This premise forms the basis for Business for Development, a new WBCSD report that makes the business case for sustainable development by illustrating how the private sector is taking an active role in the achievement of the Millennium Development Goals.
Business and development are two sides of the same coin, explains WBCSD President Björn Stigson. “Business cannot succeed in societies that fail. Likewise, where and whenever business is stifled, societies fail to thrive.”
Business solutions accelerate the pace of development efforts considerably, says the report. A growing number of companies are investing in new business ideas that have clear development benefits, especially in terms of creating opportunities for people. These ideas include designing products and services that address specific needs of the poor, increasing sourcing from local suppliers and involving low-income communities in the delivery of innovative products and services.
SC Johnson in Kenya, GrupoNueva in Guatemala, Rabobank and Unilever in Indonesia are all working to boost the competitiveness of local low-income farmers, significantly improving their livelihoods. France’s electricity utility, EDF, is providing affordable solar energy to villagers in Morocco, too remote to be connected to the national grid. Procter & Gamble has developed a low-cost product that purifies drinking water where no source is available.
Increasingly policy makers realize the potential of market forces in encouraging economic development and its benefits. NGOs are also becoming more and more active in working with companies to identify needs, communicate with low-income communities, distribute products in remote areas, and even collect revenues.
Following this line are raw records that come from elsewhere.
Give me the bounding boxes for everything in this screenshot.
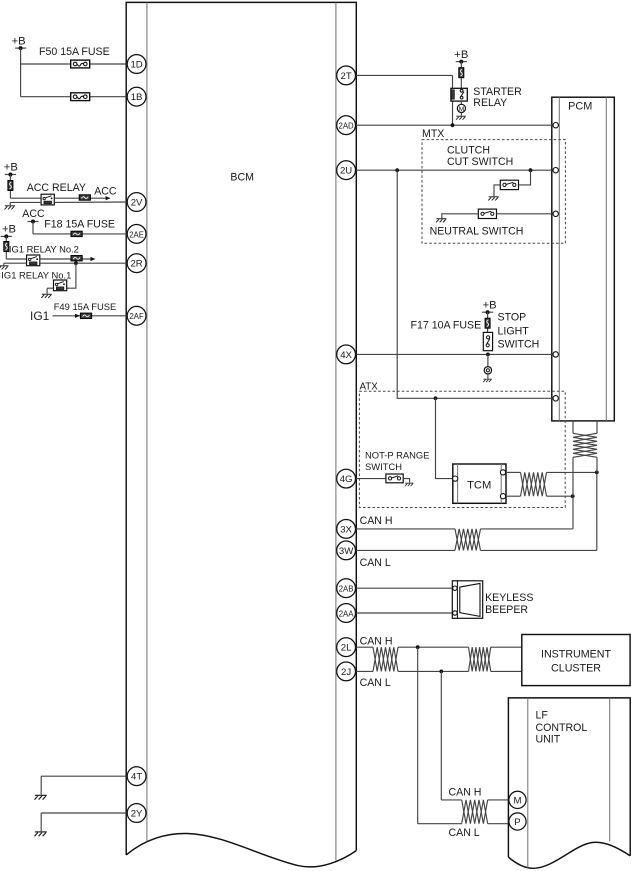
svg-text:IG1 RELAY No.2: IG1 RELAY No.2 — [9, 244, 79, 255]
svg-text:+B: +B — [2, 224, 16, 236]
svg-text:2AA: 2AA — [339, 609, 355, 618]
svg-text:3W: 3W — [339, 546, 354, 557]
svg-text:F50 15A FUSE: F50 15A FUSE — [39, 46, 110, 58]
svg-text:LF: LF — [536, 710, 549, 722]
svg-text:+B: +B — [454, 49, 468, 61]
svg-text:SWITCH: SWITCH — [365, 461, 402, 472]
svg-text:M: M — [459, 106, 465, 113]
svg-text:+B: +B — [12, 35, 26, 47]
svg-text:2AB: 2AB — [339, 585, 354, 594]
svg-text:NOT-P RANGE: NOT-P RANGE — [365, 449, 429, 460]
svg-text:UNIT: UNIT — [536, 734, 561, 746]
svg-text:CONTROL: CONTROL — [536, 722, 588, 734]
svg-text:2L: 2L — [341, 643, 352, 654]
svg-text:P: P — [514, 817, 520, 828]
svg-text:4G: 4G — [340, 474, 353, 485]
svg-text:IG1 RELAY No.1: IG1 RELAY No.1 — [1, 269, 71, 280]
svg-text:+B: +B — [4, 162, 18, 174]
svg-text:KEYLESS: KEYLESS — [485, 592, 533, 604]
svg-text:BCM: BCM — [230, 172, 254, 184]
svg-text:STOP: STOP — [498, 312, 527, 324]
svg-text:ACC: ACC — [22, 208, 45, 220]
svg-text:ATX: ATX — [360, 381, 379, 392]
svg-text:CAN H: CAN H — [360, 515, 393, 527]
svg-text:IG1: IG1 — [30, 309, 50, 323]
svg-text:2AD: 2AD — [339, 122, 355, 131]
svg-text:F49 15A FUSE: F49 15A FUSE — [54, 301, 117, 312]
svg-text:1D: 1D — [130, 59, 142, 70]
svg-text:2R: 2R — [130, 259, 142, 270]
svg-text:MTX: MTX — [422, 128, 444, 140]
svg-text:2U: 2U — [340, 166, 352, 177]
svg-text:LIGHT: LIGHT — [498, 326, 530, 338]
svg-text:INSTRUMENT: INSTRUMENT — [541, 649, 612, 661]
svg-text:BEEPER: BEEPER — [485, 604, 528, 616]
svg-text:CAN L: CAN L — [360, 557, 391, 569]
svg-text:4X: 4X — [340, 350, 352, 361]
svg-text:TCM: TCM — [467, 480, 491, 492]
svg-text:1B: 1B — [131, 92, 143, 103]
svg-text:STARTER: STARTER — [473, 86, 522, 98]
svg-text:CAN H: CAN H — [449, 787, 482, 799]
svg-text:ACC: ACC — [94, 185, 117, 197]
svg-text:2AF: 2AF — [129, 312, 144, 321]
svg-text:F18 15A FUSE: F18 15A FUSE — [44, 219, 115, 231]
svg-text:CAN L: CAN L — [449, 827, 480, 839]
svg-text:CAN L: CAN L — [360, 677, 391, 689]
svg-text:F17 10A FUSE: F17 10A FUSE — [411, 319, 482, 331]
svg-text:SWITCH: SWITCH — [498, 339, 540, 351]
svg-text:PCM: PCM — [568, 101, 592, 113]
svg-text:NEUTRAL SWITCH: NEUTRAL SWITCH — [430, 226, 524, 238]
svg-text:M: M — [514, 795, 522, 806]
svg-text:4T: 4T — [131, 772, 142, 783]
svg-text:2J: 2J — [341, 667, 351, 678]
svg-text:+B: +B — [483, 299, 497, 311]
svg-text:CAN H: CAN H — [360, 636, 393, 648]
svg-text:CUT SWITCH: CUT SWITCH — [447, 156, 513, 168]
svg-text:CLUSTER: CLUSTER — [551, 663, 601, 675]
svg-text:2AE: 2AE — [129, 230, 144, 239]
svg-text:RELAY: RELAY — [473, 97, 507, 109]
svg-text:3X: 3X — [340, 524, 352, 535]
svg-text:2T: 2T — [340, 71, 351, 82]
svg-text:2V: 2V — [131, 197, 143, 208]
svg-text:ACC RELAY: ACC RELAY — [27, 182, 86, 194]
svg-text:CLUTCH: CLUTCH — [447, 145, 490, 157]
svg-text:2Y: 2Y — [131, 808, 143, 819]
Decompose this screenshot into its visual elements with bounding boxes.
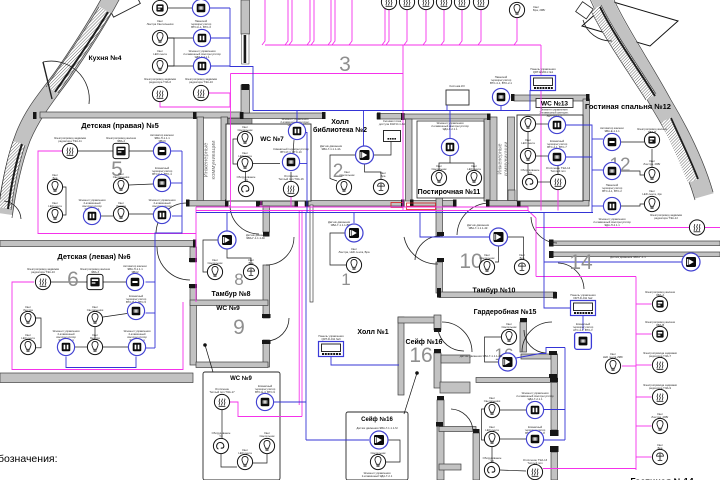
- door jamb 21: [189, 258, 197, 262]
- wire room6 lamps left: [36, 318, 41, 348]
- label top lamp: [533, 5, 546, 12]
- magenta bus A drop WC7: [260, 201, 262, 207]
- svg-text:Люстра, 29Вт: Люстра, 29Вт: [643, 162, 661, 166]
- magenta room12 bus: [536, 227, 720, 229]
- blue room5 stub1: [171, 150, 182, 152]
- control panel 3: [319, 342, 344, 357]
- long wall south of hall-library b: [305, 201, 404, 207]
- blue room5 stub3: [172, 215, 182, 217]
- label motion h1: [328, 220, 351, 227]
- magenta radiator riser 5: [459, 9, 462, 45]
- magenta bus A: [196, 207, 528, 211]
- window hatch lower-left: [5, 143, 19, 208]
- motion sensor hall1: [345, 224, 363, 242]
- magenta room6 loop: [12, 282, 183, 370]
- magenta trunk x636: [635, 277, 637, 471]
- magenta kitchen radiator loop: [160, 102, 231, 107]
- curved exterior wall band top-left: [5, 0, 112, 214]
- wire WC13 lamp-hook: [527, 164, 529, 174]
- wardrobe wall jamb: [550, 430, 559, 436]
- svg-text:LED лента, 4рк: LED лента, 4рк: [642, 192, 662, 196]
- wire kitchen lamp-elem 1: [168, 37, 193, 39]
- wire kitchen lamps: [168, 38, 174, 66]
- svg-text:библиотека №2: библиотека №2: [313, 126, 367, 134]
- label R5j: [149, 198, 176, 211]
- wire wardrobe lamp-motion: [485, 337, 502, 362]
- wire WC13 lamps: [527, 132, 529, 148]
- magenta riser 7: [332, 0, 335, 45]
- svg-text:QRT-E/2011 №1: QRT-E/2011 №1: [533, 70, 554, 74]
- floor lamp tambour8: [243, 264, 258, 279]
- blue corridor motion: [544, 261, 682, 263]
- network access point DAP: [384, 131, 401, 142]
- curved wall edge inner top-left: [0, 0, 105, 210]
- window sash thick line top-left: [55, 12, 108, 92]
- label laundry light1: [432, 164, 448, 171]
- radiator valve row 4: [436, 0, 451, 10]
- light hall1: [346, 257, 361, 272]
- balcony door leaf top-left: [108, 0, 141, 17]
- blue WC13 net: [566, 125, 592, 213]
- svg-text:ВТС-К-1, ВТС-3: ВТС-К-1, ВТС-3: [191, 25, 211, 29]
- WC13 right wall: [583, 99, 590, 201]
- door arc safe room right: [524, 330, 546, 353]
- magenta loop hall3: [231, 73, 404, 75]
- door jamb 3: [240, 112, 244, 119]
- wardrobe low h-wall: [439, 427, 476, 432]
- svg-text:радиатора ТЭА-10: радиатора ТЭА-10: [31, 270, 55, 274]
- svg-text:радиатора ТЭА-12: радиатора ТЭА-12: [654, 216, 678, 220]
- label ward elem: [516, 391, 554, 401]
- children-left room bottom wall: [0, 373, 193, 383]
- door jamb 18: [193, 240, 197, 248]
- wire tambour8 motion-tlamp: [227, 249, 251, 264]
- blue panel1 link: [530, 89, 538, 91]
- door jamb 16: [486, 200, 490, 207]
- door jamb 37: [550, 378, 558, 382]
- kitchen wall jamb: [242, 84, 250, 90]
- blue kitchen stub1: [210, 7, 230, 9]
- wire wardrobe lamp-hook: [491, 447, 493, 462]
- wall below kitchen: [40, 112, 248, 118]
- svg-text:10: 10: [459, 250, 482, 273]
- wire room12 elem-lamp: [621, 204, 644, 206]
- light WC7-2: [237, 156, 252, 171]
- magenta corridor line: [536, 276, 636, 278]
- control panel 2: [571, 301, 596, 316]
- radiator valve row 3: [418, 0, 433, 10]
- blue WC9box thermostat link: [274, 401, 306, 403]
- magenta trunk x196: [195, 207, 197, 302]
- children-left room top wall: [0, 241, 196, 247]
- light hall2: [336, 179, 351, 194]
- svg-text:ВТС-4-1, ВТС-2-1: ВТС-4-1, ВТС-2-1: [490, 81, 512, 85]
- radiator valve R12: [689, 220, 704, 235]
- door arc WC9 to hall: [267, 318, 289, 341]
- svg-text:LED лента: LED лента: [153, 52, 167, 56]
- svg-text:коммуникации: коммуникации: [211, 141, 217, 180]
- svg-text:6: 6: [67, 268, 79, 291]
- svg-text:ВТС-4-1, ВТС-2: ВТС-4-1, ВТС-2: [602, 189, 622, 193]
- radiator valve R6a: [35, 274, 50, 289]
- door jamb 34: [549, 374, 557, 378]
- blue room12 stub elem: [592, 205, 603, 207]
- blue room6 stub elem2: [146, 347, 155, 349]
- svg-text:Светильник: Светильник: [260, 434, 276, 438]
- floor lamp D14f: [652, 449, 667, 464]
- sq thermostat 15: [575, 333, 592, 350]
- red emergency strip small: [391, 203, 403, 208]
- blue tambour8 motion drop: [226, 213, 228, 232]
- curved wall edge outer top-right: [610, 0, 713, 192]
- blind activator R5c: [153, 142, 170, 159]
- light WC9box 2: [237, 454, 252, 469]
- door jamb 19: [549, 240, 554, 247]
- label K1: [147, 19, 174, 26]
- blind drive D14a: [652, 296, 667, 311]
- svg-text:DRT-D-011 №2: DRT-D-011 №2: [574, 296, 593, 300]
- magenta stub room14 dev 6: [636, 456, 652, 458]
- blue main bus: [253, 110, 530, 112]
- svg-text:Светильник: Светильник: [340, 173, 356, 177]
- label R5a: [54, 136, 87, 143]
- motion sensor corridor14: [682, 253, 700, 271]
- window frame lines top-left: [46, 7, 111, 93]
- label safe motion: [356, 426, 398, 430]
- label laundry elem: [431, 121, 469, 131]
- label laundry light2: [467, 164, 481, 171]
- control panel 1: [531, 76, 556, 91]
- wire tambour10 motion-lamp: [495, 246, 499, 262]
- kitchen control element K6: [193, 57, 210, 74]
- light laundry 1: [431, 170, 446, 185]
- kitchen wall thermostat K2: [192, 0, 209, 17]
- wire laundry elem-lamp2: [450, 163, 474, 170]
- svg-text:ЭДА-Н-2.1.1: ЭДА-Н-2.1.1: [604, 223, 620, 227]
- shaft left wall: [197, 117, 204, 201]
- blue wardrobe riser: [564, 348, 566, 441]
- window in kitchen wall: [242, 34, 250, 64]
- light WC9box 1: [259, 438, 274, 453]
- shaft text left: [204, 141, 218, 180]
- label R12 slot: [600, 126, 624, 136]
- label ward therm: [525, 425, 546, 435]
- label R12 light2: [642, 189, 662, 196]
- label K2: [191, 19, 212, 29]
- svg-text:1: 1: [341, 270, 350, 289]
- thermostat WC9box: [256, 393, 273, 410]
- wire room5 lamps: [62, 187, 66, 215]
- blue room12 stub therm: [592, 169, 603, 171]
- door arc wardrobe right: [522, 322, 552, 352]
- blind activator R12: [603, 133, 620, 150]
- wire hall2 motion-tlamp: [365, 164, 382, 179]
- label R5e: [113, 172, 130, 179]
- shaft top dark block: [228, 119, 252, 126]
- label R6b: [80, 267, 111, 274]
- wire room5 lamp-therm: [129, 184, 153, 185]
- svg-text:Гардеробная №15: Гардеробная №15: [474, 308, 537, 316]
- blue tambour10 motion: [420, 213, 489, 238]
- wire WC7 lamp2-therm: [253, 163, 280, 165]
- door jamb 17: [517, 200, 521, 207]
- hall right wall lower: [436, 262, 443, 293]
- blue kitchen stub3: [211, 65, 230, 67]
- safe16 group box: [346, 412, 408, 480]
- svg-text:ЭВА-Г-1.1.1-4А: ЭВА-Г-1.1.1-4А: [321, 147, 340, 151]
- magenta top bus: [265, 44, 541, 46]
- motion sensor tambour8: [218, 231, 236, 249]
- radiator valve D14d: [652, 389, 667, 404]
- motion sensor safe16box: [370, 431, 388, 449]
- blue room6 loop: [66, 357, 136, 368]
- door jamb 6: [401, 113, 405, 120]
- wire wardrobe lamp-elem2: [500, 438, 526, 440]
- WC7 group box: [226, 124, 311, 201]
- label panel1: [530, 67, 556, 74]
- magenta riser 9: [382, 0, 385, 45]
- label R6a: [27, 267, 60, 274]
- svg-text:Кухня №4: Кухня №4: [88, 55, 121, 62]
- light WC7-1: [237, 131, 252, 146]
- svg-text:Люстра Светильники: Люстра Светильники: [147, 22, 174, 26]
- equipment wardrobe: [484, 462, 499, 477]
- svg-text:Бра, 29Вт: Бра, 29Вт: [533, 8, 546, 12]
- svg-text:ЭВА-Г-1.1.1-4К: ЭВА-Г-1.1.1-4К: [468, 226, 487, 230]
- wire room12 jal-lamp: [651, 149, 653, 167]
- kitchen LED light K3: [152, 30, 167, 45]
- door jamb 11: [225, 200, 229, 207]
- window hatch right: [666, 120, 693, 181]
- magenta riser 8: [349, 0, 352, 45]
- blind drive R6b: [87, 274, 103, 289]
- wire WC13 lamp-elem1: [536, 123, 548, 125]
- tambour8 left wall upper: [190, 247, 197, 262]
- label tlamp t10: [519, 253, 526, 260]
- wire kitchen top pair: [168, 7, 192, 9]
- svg-text:14: 14: [569, 251, 593, 274]
- curved exterior wall band top-right: [600, 0, 704, 196]
- laundry room right wall: [484, 119, 491, 201]
- light wardrobe 1: [484, 402, 499, 417]
- label D14e: [651, 412, 669, 419]
- svg-text:радиатора ТЭА-6: радиатора ТЭА-6: [149, 80, 172, 84]
- hall right wall upper: [436, 198, 443, 236]
- magenta riser 5: [311, 0, 314, 45]
- label corridor motion: [610, 255, 646, 259]
- door jamb 30: [434, 328, 441, 332]
- safe room right wall low: [434, 353, 441, 388]
- shaft2 left wall: [490, 117, 497, 202]
- svg-text:Тёплый пол: Тёплый пол: [550, 169, 566, 173]
- label tlamp t8: [248, 258, 255, 265]
- blind drive R5b: [113, 143, 129, 158]
- svg-text:коммуникации: коммуникации: [504, 142, 510, 177]
- room thermostat wardrobe: [526, 430, 543, 447]
- door arc corridor14 west: [531, 217, 557, 243]
- wall right of safe16 box lower: [551, 452, 558, 480]
- label box light1: [260, 431, 276, 438]
- label K8: [185, 77, 218, 84]
- door jamb 20: [549, 251, 554, 258]
- label K3: [153, 49, 167, 56]
- motion sensor tambour10: [490, 228, 508, 246]
- wire wardrobe lamps: [482, 409, 485, 440]
- label R6e: [23, 305, 33, 312]
- wire kitchen lamp-elem 2: [168, 65, 193, 67]
- light WC13-1: [520, 116, 535, 131]
- magenta trunk x302: [301, 211, 303, 417]
- label top thermostat: [490, 75, 512, 85]
- blue room6 stub therm: [146, 312, 156, 314]
- radiator valve row 5: [454, 0, 469, 10]
- door leaf kitchen: [43, 62, 52, 99]
- equipment WC7: [238, 181, 253, 196]
- junction dot safe16: [415, 371, 419, 375]
- light tambour8: [207, 264, 222, 279]
- floor heating wardrobe: [527, 464, 542, 479]
- magenta stub room14 dev 1: [636, 303, 652, 305]
- floor heating WC9box: [214, 394, 229, 409]
- blue room12 stub slot: [592, 138, 603, 140]
- door arc kitchen: [43, 61, 89, 104]
- wire room5 jal-slot: [129, 150, 153, 152]
- svg-text:Датчик движения ЭВА-Г-1.1: Датчик движения ЭВА-Г-1.1: [610, 255, 646, 259]
- light 15: [605, 358, 620, 373]
- wire room6 lamp-therm: [103, 314, 127, 318]
- magenta bus B: [196, 211, 536, 219]
- storage niche bottom wall: [440, 382, 470, 393]
- label R12 jal: [637, 127, 668, 134]
- label R5g: [48, 201, 62, 208]
- label D14b: [645, 320, 676, 327]
- svg-text:WC №13: WC №13: [541, 101, 568, 108]
- door jamb 24: [262, 340, 271, 344]
- label R5b: [106, 136, 137, 143]
- label R6d: [126, 294, 147, 304]
- wall top of hall-3 right part: [377, 114, 404, 120]
- tambour10 left wall stub: [508, 190, 515, 201]
- label ward hook: [483, 456, 502, 463]
- magenta room5 loop: [38, 151, 196, 234]
- wall east of safe16 box: [473, 433, 480, 480]
- wire safe16box motion-lamp: [386, 440, 400, 462]
- light R12-1: [644, 167, 659, 182]
- magenta kitchen drop: [230, 74, 232, 208]
- long wall south of WC7: [188, 201, 228, 207]
- WC9 right wall lower: [263, 340, 270, 367]
- door jamb 1: [33, 112, 37, 119]
- window hatch top-right: [596, 8, 651, 97]
- wall D jamb right of door: [258, 198, 263, 205]
- light R12-2: [644, 196, 659, 211]
- blue panel3 link: [331, 357, 399, 366]
- wire WC13 therm-rad: [557, 165, 559, 174]
- label D14d: [643, 383, 677, 390]
- label motion hall2: [320, 144, 343, 151]
- svg-text:Гостиная спальня №12: Гостиная спальня №12: [585, 102, 671, 111]
- blue kitchen riser: [230, 8, 253, 111]
- label system KO: [449, 84, 465, 88]
- label WC13 light2: [521, 138, 535, 145]
- wire WC7 therm-rad: [290, 172, 292, 181]
- magenta riser 1: [262, 0, 265, 45]
- wire laundry elem-lamps: [439, 156, 450, 170]
- label D14a: [645, 290, 676, 297]
- kitchen right wall upper: [241, 0, 250, 34]
- door jamb 14: [410, 200, 414, 207]
- magenta lamp drop hall3: [514, 18, 517, 45]
- wardrobe low stub: [439, 464, 461, 470]
- svg-text:16: 16: [409, 344, 432, 367]
- wire room6 lamp-elem 1: [57, 346, 58, 348]
- label tlamp hall2: [380, 171, 387, 178]
- safe room right wall upper: [520, 322, 527, 352]
- floor lamp hall2: [373, 179, 388, 194]
- door jamb 8: [511, 94, 515, 101]
- control element R6j: [128, 338, 145, 355]
- window glazing band top-right: [596, 8, 651, 97]
- magenta trunk x299: [298, 211, 300, 406]
- wire WC9box lamp chain1: [221, 454, 237, 467]
- svg-text:8: 8: [234, 270, 243, 289]
- light tambour10: [479, 259, 494, 274]
- door jamb 4: [322, 112, 326, 119]
- bay window outline top-right: [582, 1, 678, 46]
- window hatch top-left: [52, 10, 105, 90]
- long wall south of hall-library: [258, 201, 297, 207]
- door jamb 25: [437, 232, 444, 236]
- shaft text right: [498, 142, 510, 177]
- magenta riser 3: [289, 0, 292, 45]
- label R6g: [21, 333, 35, 340]
- light R5g: [47, 207, 62, 222]
- light R5i: [113, 206, 128, 221]
- blue safe16 motion link: [306, 439, 369, 441]
- light safe16box: [370, 454, 385, 469]
- door arc corridor14 south: [558, 263, 584, 289]
- label ward rad: [523, 458, 548, 465]
- blue WC7 right riser: [305, 133, 308, 213]
- label R6f: [87, 305, 104, 312]
- tambour8 right wall upper: [263, 206, 270, 232]
- svg-text:Холл №1: Холл №1: [357, 328, 388, 336]
- magenta bottom link: [543, 468, 636, 470]
- door jamb 5: [377, 113, 381, 120]
- svg-text:Бра: Бра: [381, 174, 386, 178]
- light WC13-2: [520, 148, 535, 163]
- svg-text:ЭДА-Г-2.1.1: ЭДА-Г-2.1.1: [442, 127, 457, 131]
- wire WC13 hook-rad: [538, 181, 550, 183]
- wire hall1 motion-lamp: [330, 233, 346, 265]
- svg-text:ЭВА-3: ЭВА-3: [91, 270, 99, 274]
- label R5i: [116, 201, 126, 208]
- label WC7 rad: [278, 174, 304, 181]
- blue drop motion hall2: [363, 111, 365, 147]
- corridor14 upper wall: [550, 241, 720, 246]
- blue trunk x306: [305, 213, 307, 441]
- corridor14 lower wall: [550, 252, 720, 257]
- wire WC7 lamps: [233, 139, 237, 164]
- wardrobe wall jamb2: [550, 446, 559, 452]
- kitchen light K5: [152, 58, 167, 73]
- blue WC13 stub: [566, 156, 592, 158]
- window sash thick line right: [671, 118, 698, 179]
- svg-text:2-клавишный ЭДА-Г-2.1: 2-клавишный ЭДА-Г-2.1: [362, 474, 393, 478]
- storage niche top wall: [441, 355, 470, 363]
- blue room5 stub2: [171, 182, 182, 184]
- label ward light0: [502, 322, 518, 329]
As UN Secretary-General Kofi Annan has said:
“It is the absence of broad-based business activity, not its presence, that condemns much of humanity to suffering. Indeed, what is utopian is the notion that poverty can be overcome without the active engagement of business.”
The Millennium Development Goals represent a huge challenge and it is becoming increasingly clear that governments and civil society will not be able to deliver on their commitments without the participation of business. The private sector has shown that it can contribute business solutions to development challenges – and that companies have the appetite and the capacity to deliver much more of this.
However, business does not operate in a vacuum. Capital shuns high-risk countries. It is up to governments to create a stable investment climate through steady, long-term commitment, action and coherent strategies that intimately involve the private sector as well as civil society. The Business for Development publication provides a useful starting point.
Business for Development will be released at the WBCSD’s Development Dialogue event, to be held in New York on September 14, 2005. This invitation-only event is a chance for government officials and representatives of WBCSD member companies to discuss private sector participation in the Millennium Development Goals, as the United Nations World Summit provides little scope for this. The report will be available the same day on the WBCSD website.